Personen bij wie een stoma aangelegd werd, moeten dat steeds bij hun eerste contact met een huisarts of specialist melden. Zelfs wanneer u bij uw eigen huisarts of specialist op consultatie gaat, doet u er goed aan hen telkens wanneer zij medicatie voorschrijven te wijzen op uw specificiteit.
Zij denken er niet altijd aan dat u een stomadrager bent en schrijven soms medicatie voor die bij u hinderlijke neveneffecten kan veroorzaken of gewoon geen enkele uitwerking heeft.
A - Iemand met een ileostoma
1- Geneesmiddelen die u beter vermijdt:
- Laxeermiddelen en stoelgangverdunners
- middelen die het water uit het lichaam verdrijven
- middelen tegen maagzuur: zijn soms laxerend of verwekken constipatie;
wel te nemen met specifiek voorschrift van de huisarts of specialist, eventueel te combineren met laxatief of anti-diarree middel (ook enkel met specifiek voorschrift van huisarts of specialist
2- Geneesmiddelen die zonder uitwerking kunnen blijven:
- tabletten met vertraagde werking (retard preparaten)

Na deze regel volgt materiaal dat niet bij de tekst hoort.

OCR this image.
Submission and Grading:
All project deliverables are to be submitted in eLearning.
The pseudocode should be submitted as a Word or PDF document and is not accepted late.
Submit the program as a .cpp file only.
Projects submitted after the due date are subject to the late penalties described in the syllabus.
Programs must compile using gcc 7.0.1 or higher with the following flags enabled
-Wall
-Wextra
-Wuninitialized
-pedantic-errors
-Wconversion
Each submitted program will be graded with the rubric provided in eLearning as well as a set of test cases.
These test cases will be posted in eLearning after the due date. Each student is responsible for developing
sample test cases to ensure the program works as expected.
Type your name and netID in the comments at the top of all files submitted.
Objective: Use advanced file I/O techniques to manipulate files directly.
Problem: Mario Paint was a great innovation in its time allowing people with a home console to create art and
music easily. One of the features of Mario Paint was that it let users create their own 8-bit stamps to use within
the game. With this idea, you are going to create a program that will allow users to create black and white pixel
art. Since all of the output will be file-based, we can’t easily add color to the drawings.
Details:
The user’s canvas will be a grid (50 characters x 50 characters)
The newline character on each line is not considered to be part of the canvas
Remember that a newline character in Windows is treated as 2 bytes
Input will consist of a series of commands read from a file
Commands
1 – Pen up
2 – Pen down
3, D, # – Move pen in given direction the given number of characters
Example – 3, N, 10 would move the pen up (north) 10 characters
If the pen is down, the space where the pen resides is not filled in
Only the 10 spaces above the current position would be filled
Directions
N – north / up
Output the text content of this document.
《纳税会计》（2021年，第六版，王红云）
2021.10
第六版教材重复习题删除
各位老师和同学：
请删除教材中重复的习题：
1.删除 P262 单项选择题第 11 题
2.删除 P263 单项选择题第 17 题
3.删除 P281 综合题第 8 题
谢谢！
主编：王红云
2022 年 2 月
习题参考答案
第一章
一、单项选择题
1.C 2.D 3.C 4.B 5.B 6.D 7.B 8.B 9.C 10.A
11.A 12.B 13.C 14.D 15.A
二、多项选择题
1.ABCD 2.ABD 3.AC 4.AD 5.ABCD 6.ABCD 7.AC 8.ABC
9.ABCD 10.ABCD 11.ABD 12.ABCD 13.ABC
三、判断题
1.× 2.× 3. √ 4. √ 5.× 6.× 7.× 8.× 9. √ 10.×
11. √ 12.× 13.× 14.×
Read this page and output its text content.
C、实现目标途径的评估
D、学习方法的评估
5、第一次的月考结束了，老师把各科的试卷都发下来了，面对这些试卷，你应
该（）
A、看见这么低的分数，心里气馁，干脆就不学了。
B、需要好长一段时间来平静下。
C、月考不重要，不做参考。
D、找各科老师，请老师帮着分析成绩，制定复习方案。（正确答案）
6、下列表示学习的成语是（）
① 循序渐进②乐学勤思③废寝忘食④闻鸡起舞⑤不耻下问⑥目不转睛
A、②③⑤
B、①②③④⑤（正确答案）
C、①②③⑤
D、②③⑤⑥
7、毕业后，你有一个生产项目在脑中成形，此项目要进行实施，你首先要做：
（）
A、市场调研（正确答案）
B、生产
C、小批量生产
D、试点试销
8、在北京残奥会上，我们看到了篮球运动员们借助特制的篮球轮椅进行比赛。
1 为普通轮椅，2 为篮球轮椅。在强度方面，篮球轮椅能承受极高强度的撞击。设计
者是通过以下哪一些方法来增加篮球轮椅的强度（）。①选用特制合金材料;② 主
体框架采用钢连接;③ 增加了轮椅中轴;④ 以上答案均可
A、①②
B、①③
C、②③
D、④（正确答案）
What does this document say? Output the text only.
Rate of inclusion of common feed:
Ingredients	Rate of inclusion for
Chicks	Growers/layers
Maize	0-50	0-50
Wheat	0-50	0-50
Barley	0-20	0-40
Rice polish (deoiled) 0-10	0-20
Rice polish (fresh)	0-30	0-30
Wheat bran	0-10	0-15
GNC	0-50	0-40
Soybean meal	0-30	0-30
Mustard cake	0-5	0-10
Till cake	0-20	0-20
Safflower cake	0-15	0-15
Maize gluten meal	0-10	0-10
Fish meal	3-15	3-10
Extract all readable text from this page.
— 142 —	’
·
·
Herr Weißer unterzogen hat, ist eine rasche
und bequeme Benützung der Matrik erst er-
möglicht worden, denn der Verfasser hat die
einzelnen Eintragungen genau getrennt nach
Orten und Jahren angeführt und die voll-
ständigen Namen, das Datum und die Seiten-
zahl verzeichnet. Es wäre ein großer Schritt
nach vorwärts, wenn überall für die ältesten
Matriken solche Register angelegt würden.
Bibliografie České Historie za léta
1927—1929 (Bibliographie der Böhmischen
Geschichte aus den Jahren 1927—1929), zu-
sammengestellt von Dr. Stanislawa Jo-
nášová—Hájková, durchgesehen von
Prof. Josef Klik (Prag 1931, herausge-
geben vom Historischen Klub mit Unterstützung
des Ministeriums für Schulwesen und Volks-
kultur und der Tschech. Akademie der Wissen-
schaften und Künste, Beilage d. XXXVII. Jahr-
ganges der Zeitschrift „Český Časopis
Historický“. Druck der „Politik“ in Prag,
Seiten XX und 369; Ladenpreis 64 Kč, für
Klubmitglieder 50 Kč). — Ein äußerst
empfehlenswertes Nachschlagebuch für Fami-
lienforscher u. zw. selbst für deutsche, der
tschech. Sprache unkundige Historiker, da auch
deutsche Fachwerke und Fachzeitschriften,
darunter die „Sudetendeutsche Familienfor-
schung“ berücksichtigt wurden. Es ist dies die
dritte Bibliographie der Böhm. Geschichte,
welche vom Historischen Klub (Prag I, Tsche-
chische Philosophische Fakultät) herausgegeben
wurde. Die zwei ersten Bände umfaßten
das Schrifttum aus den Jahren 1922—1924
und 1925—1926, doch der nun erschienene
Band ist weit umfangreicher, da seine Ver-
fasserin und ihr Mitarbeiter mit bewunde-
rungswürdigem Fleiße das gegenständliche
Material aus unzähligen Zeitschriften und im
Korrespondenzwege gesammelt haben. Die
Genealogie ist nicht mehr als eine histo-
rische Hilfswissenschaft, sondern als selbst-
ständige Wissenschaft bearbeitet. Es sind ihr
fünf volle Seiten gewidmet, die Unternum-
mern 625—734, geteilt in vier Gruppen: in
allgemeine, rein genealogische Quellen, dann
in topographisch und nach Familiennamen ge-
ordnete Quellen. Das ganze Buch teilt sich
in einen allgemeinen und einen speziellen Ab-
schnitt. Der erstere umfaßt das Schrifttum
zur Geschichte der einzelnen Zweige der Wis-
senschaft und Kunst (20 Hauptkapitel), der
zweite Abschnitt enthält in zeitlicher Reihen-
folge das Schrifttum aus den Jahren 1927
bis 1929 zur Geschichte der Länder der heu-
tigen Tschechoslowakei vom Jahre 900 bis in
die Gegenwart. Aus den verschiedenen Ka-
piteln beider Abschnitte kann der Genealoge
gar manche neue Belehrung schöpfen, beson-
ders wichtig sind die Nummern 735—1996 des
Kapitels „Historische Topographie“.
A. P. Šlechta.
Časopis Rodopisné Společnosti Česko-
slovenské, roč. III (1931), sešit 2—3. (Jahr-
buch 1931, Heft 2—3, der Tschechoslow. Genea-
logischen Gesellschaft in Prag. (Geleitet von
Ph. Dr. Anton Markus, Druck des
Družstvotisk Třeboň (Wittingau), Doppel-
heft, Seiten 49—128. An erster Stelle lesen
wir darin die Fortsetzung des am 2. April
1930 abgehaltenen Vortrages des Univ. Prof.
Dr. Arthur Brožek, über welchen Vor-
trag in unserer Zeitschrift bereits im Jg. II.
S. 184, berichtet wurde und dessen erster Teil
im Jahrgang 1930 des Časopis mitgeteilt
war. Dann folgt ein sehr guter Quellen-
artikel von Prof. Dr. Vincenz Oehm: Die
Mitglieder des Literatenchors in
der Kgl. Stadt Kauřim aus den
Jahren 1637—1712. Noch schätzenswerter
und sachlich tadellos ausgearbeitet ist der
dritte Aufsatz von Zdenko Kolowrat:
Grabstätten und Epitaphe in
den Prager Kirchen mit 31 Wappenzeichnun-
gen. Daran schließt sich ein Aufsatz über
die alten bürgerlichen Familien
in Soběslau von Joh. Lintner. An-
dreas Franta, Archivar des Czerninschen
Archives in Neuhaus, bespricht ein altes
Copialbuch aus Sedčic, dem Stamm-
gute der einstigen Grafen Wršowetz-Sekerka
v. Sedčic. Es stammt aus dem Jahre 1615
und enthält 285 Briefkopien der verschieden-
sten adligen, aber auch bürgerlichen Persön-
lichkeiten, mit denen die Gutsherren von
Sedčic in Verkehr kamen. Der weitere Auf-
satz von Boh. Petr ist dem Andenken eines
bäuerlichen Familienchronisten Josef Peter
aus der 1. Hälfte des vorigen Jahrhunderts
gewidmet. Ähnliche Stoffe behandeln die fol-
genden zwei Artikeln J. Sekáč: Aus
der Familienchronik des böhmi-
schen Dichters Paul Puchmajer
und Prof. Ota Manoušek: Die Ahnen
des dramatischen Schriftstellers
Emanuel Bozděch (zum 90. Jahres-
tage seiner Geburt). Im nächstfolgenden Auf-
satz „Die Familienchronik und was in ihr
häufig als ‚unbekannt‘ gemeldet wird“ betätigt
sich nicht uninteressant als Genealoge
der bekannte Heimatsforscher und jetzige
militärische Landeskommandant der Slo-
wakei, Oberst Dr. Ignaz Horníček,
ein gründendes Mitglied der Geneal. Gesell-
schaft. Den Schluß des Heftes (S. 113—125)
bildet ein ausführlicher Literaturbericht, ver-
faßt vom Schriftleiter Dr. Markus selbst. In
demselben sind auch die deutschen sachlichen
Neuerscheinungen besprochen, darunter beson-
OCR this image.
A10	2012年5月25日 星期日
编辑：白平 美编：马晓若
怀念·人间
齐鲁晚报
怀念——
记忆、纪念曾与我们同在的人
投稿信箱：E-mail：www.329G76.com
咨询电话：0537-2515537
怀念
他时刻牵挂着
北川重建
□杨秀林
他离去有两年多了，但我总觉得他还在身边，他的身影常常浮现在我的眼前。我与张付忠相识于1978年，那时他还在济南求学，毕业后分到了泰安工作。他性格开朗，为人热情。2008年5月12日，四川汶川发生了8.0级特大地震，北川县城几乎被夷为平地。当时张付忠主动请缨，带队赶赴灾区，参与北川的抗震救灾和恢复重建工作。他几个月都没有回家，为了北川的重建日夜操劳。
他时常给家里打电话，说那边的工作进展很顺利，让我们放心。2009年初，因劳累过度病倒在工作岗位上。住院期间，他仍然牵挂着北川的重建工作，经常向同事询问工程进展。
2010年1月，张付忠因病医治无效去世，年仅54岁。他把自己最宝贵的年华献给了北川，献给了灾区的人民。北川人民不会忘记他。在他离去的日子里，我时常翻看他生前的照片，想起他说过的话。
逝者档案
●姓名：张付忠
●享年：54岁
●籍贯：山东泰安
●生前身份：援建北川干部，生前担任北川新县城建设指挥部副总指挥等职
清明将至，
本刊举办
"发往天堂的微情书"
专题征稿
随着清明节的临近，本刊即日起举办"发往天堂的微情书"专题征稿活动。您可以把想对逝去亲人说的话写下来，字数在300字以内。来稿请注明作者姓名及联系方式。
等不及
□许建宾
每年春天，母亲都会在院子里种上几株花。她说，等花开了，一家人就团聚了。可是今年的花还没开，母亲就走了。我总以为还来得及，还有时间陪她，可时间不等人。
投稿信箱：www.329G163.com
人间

- tabletten die specifiek “na” de maag oplossen (enterie coated) - tot poeder vermalen en in capsules innemen.
3- Geneesmiddelen die vervelende nawerkingen geven:
- antibiotica
- vitamines Zij verwekken geur en vooral antibiotica kunnen buikloop veroorzaken.
B - Iemand met een colostoma
1- Op de rechterzijde aangebrachte colostoma
- Zij kunnen dezelfde moeilijkheden hebben als de ileostomadragers
2- Alle andere colostomagevallen
- Met geneesmiddelen zouden zij normaal geen specifieke problemen mogen hebben.